O jovem guerreiro, visivelmente contrariado pelas palavras duras do sábio, ergueu o seu grande corpo ovalado e gelatinoso sob a força de quatro potentes tentáculos enquanto, o mais longo deles, recolhia o cilindro e o depositava em uma das três bolsas marsupiais de sua estrutura.
— Sinto muito, Mestre Korlak. Mas não vou desistir das minhas visões. Trarei a conciliação a este lugar.
Kirbutz, sem mais demora, sem esperar a réplica do outro, saiu da caverna para refazer o longo caminho de volta para casa. Enquanto descia as escarpas montanhosas, refletia sobre o fracasso da viagem.
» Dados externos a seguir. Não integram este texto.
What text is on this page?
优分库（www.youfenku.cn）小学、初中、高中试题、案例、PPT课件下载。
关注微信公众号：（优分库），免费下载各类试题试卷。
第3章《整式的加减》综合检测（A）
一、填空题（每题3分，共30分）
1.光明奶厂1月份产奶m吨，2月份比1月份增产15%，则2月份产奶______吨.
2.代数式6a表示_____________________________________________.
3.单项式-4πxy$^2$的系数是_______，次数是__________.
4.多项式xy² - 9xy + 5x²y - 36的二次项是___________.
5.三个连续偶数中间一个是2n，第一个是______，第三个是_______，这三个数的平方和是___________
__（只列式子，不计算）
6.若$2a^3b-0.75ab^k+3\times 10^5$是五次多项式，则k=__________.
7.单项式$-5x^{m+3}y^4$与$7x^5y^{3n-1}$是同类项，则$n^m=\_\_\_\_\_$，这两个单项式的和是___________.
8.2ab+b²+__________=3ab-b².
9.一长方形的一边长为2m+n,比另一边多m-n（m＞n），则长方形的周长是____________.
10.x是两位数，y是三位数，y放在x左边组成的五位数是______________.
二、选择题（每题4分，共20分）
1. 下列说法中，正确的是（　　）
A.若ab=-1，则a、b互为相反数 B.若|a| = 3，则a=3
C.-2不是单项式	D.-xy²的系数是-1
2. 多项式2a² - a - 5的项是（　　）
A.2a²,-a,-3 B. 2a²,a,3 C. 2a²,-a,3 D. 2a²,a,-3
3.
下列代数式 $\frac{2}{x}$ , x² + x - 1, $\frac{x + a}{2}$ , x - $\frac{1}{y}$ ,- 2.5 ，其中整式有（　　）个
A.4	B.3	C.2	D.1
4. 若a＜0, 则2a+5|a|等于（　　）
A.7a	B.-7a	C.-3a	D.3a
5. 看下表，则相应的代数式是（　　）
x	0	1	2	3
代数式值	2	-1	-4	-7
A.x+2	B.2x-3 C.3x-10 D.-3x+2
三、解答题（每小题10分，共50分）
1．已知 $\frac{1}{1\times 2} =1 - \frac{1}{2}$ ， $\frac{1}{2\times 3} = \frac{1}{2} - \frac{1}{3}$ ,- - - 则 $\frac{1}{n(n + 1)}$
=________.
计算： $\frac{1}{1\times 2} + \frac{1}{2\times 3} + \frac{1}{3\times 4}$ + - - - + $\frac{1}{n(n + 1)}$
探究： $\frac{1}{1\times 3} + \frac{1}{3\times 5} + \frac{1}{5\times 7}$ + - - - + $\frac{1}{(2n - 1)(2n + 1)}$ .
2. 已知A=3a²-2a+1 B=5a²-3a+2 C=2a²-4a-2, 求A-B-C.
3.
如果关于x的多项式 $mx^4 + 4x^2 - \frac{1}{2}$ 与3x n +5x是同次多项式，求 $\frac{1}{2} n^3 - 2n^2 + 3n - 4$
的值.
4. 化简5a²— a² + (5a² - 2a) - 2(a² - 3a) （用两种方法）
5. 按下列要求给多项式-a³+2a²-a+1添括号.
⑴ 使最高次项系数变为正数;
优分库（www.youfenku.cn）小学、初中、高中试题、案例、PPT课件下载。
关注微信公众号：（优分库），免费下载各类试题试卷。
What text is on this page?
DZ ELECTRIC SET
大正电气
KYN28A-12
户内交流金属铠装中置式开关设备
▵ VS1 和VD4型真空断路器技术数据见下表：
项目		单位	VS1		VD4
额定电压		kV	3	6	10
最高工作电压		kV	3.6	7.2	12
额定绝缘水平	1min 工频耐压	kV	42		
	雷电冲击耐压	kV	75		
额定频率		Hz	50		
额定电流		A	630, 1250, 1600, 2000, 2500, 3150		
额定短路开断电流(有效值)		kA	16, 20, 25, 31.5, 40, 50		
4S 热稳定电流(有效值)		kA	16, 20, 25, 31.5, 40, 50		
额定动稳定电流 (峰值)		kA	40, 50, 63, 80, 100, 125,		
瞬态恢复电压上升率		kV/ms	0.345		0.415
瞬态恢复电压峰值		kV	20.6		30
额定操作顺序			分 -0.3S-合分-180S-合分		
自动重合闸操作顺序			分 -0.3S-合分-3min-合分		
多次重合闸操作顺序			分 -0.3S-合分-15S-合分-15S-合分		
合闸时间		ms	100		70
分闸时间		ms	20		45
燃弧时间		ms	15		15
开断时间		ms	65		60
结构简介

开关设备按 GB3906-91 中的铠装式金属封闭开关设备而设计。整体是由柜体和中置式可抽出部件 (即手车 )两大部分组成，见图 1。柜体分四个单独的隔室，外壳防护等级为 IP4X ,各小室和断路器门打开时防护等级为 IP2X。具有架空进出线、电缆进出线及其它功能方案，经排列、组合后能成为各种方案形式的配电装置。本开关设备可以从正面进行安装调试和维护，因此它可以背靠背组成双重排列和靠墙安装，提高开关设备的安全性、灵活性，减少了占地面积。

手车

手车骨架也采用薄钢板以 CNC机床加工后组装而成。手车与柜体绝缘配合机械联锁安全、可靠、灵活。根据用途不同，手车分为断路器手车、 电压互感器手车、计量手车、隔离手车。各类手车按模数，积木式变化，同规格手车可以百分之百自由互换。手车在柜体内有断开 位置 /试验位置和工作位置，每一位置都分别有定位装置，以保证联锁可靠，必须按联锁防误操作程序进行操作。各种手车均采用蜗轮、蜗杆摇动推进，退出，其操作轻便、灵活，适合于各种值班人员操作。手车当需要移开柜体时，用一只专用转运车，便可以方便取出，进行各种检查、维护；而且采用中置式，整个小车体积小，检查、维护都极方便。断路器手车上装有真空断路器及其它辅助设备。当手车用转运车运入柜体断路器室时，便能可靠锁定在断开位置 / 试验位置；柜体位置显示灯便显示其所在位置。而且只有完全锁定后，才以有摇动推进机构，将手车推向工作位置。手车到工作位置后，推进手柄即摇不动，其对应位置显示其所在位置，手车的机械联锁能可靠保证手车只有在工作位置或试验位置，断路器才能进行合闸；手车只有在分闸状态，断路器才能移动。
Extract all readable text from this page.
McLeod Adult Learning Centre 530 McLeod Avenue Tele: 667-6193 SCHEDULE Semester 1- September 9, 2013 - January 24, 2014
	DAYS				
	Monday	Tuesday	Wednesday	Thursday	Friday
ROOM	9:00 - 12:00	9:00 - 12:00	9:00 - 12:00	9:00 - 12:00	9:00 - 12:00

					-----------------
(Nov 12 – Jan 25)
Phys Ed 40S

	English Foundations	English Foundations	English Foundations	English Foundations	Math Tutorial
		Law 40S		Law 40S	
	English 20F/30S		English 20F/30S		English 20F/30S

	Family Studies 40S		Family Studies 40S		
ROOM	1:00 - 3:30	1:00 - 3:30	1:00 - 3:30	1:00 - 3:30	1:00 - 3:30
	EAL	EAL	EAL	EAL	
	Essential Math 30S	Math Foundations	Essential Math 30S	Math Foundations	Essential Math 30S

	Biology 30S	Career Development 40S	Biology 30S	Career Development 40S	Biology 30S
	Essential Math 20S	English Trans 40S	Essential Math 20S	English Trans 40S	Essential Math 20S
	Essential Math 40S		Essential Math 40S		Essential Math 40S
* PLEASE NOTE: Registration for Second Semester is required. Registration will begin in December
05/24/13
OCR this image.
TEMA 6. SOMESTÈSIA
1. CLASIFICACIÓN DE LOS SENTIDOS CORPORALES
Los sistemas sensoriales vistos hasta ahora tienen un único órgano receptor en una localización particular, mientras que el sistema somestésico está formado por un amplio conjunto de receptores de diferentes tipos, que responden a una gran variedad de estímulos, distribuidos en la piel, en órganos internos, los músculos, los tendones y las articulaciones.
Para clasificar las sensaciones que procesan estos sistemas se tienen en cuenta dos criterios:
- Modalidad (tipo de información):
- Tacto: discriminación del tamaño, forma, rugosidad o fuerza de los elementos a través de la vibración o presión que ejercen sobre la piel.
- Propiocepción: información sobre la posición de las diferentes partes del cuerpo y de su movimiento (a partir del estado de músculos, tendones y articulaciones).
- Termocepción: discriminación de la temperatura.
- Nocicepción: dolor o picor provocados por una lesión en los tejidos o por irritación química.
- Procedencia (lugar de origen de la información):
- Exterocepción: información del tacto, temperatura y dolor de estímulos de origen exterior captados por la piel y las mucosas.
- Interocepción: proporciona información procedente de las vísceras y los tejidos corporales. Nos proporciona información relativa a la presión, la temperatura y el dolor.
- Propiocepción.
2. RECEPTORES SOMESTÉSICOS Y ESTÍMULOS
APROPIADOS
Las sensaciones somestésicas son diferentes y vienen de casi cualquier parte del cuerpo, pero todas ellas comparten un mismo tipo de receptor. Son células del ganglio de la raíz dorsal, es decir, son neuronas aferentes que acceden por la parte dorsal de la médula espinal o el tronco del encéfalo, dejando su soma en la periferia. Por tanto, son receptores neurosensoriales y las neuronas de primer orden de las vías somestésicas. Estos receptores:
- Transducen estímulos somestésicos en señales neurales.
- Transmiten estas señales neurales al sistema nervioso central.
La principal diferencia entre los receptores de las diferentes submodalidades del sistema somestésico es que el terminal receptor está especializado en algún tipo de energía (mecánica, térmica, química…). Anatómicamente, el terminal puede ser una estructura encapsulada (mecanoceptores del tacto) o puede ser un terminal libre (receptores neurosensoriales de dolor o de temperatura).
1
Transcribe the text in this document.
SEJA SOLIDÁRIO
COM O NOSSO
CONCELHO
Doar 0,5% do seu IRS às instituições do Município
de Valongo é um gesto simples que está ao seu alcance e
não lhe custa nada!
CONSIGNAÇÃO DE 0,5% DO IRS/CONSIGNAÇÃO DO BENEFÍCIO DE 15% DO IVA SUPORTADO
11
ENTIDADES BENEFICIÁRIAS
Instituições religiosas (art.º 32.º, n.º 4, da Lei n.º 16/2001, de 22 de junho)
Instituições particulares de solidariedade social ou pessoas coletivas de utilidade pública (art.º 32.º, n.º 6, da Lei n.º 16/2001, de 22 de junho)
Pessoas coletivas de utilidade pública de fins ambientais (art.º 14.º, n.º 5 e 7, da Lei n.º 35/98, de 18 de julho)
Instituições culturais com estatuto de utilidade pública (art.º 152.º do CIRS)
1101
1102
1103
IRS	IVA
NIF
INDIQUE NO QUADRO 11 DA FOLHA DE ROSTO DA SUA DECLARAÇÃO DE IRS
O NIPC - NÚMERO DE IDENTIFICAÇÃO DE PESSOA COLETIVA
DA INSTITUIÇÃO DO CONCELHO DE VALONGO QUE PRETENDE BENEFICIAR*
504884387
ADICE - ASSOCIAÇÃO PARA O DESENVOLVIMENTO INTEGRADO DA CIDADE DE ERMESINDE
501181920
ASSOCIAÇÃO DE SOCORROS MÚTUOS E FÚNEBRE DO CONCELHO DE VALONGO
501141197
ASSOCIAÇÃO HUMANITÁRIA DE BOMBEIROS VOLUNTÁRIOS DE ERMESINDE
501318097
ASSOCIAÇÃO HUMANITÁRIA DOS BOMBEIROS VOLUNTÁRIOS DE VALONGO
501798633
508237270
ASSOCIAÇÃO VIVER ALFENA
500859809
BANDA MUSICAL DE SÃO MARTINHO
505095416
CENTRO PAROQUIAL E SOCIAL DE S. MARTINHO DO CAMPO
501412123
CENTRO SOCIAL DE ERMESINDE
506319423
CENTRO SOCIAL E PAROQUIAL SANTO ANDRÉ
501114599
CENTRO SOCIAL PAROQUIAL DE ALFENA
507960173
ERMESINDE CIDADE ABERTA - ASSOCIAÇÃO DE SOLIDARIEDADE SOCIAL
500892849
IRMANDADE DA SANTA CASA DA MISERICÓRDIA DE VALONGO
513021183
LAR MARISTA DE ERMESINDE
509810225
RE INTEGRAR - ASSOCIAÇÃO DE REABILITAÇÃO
Buscara orientação do Grande Oráculo, porém este subestimara a sua inteligência, fazendo pouco caso dos deuses.
Durante a descida, ao descansar pendurado sobre a boca do abismo, agarrado às saliências das rochas apenas por um dos tentáculos, ele ejetou do corpo um dos seus três olhos e o elevou na direção do firmamento, que já prenunciava o cair da noite. Viu lá em cima, deslizando na frente de uma das luas, o brilho tênue da casa dos Senhores do Céu.
— Estou com medo do meu destino – sussurrou para si mesmo.
Não conseguia tirar da mente a visão mais impactante do difícil processo para se tornar um Deus: tratava-se da imagem desoladora do sofrimento de uma criatura bípede frágil e pregada numa cruz entre dois de seus iguais.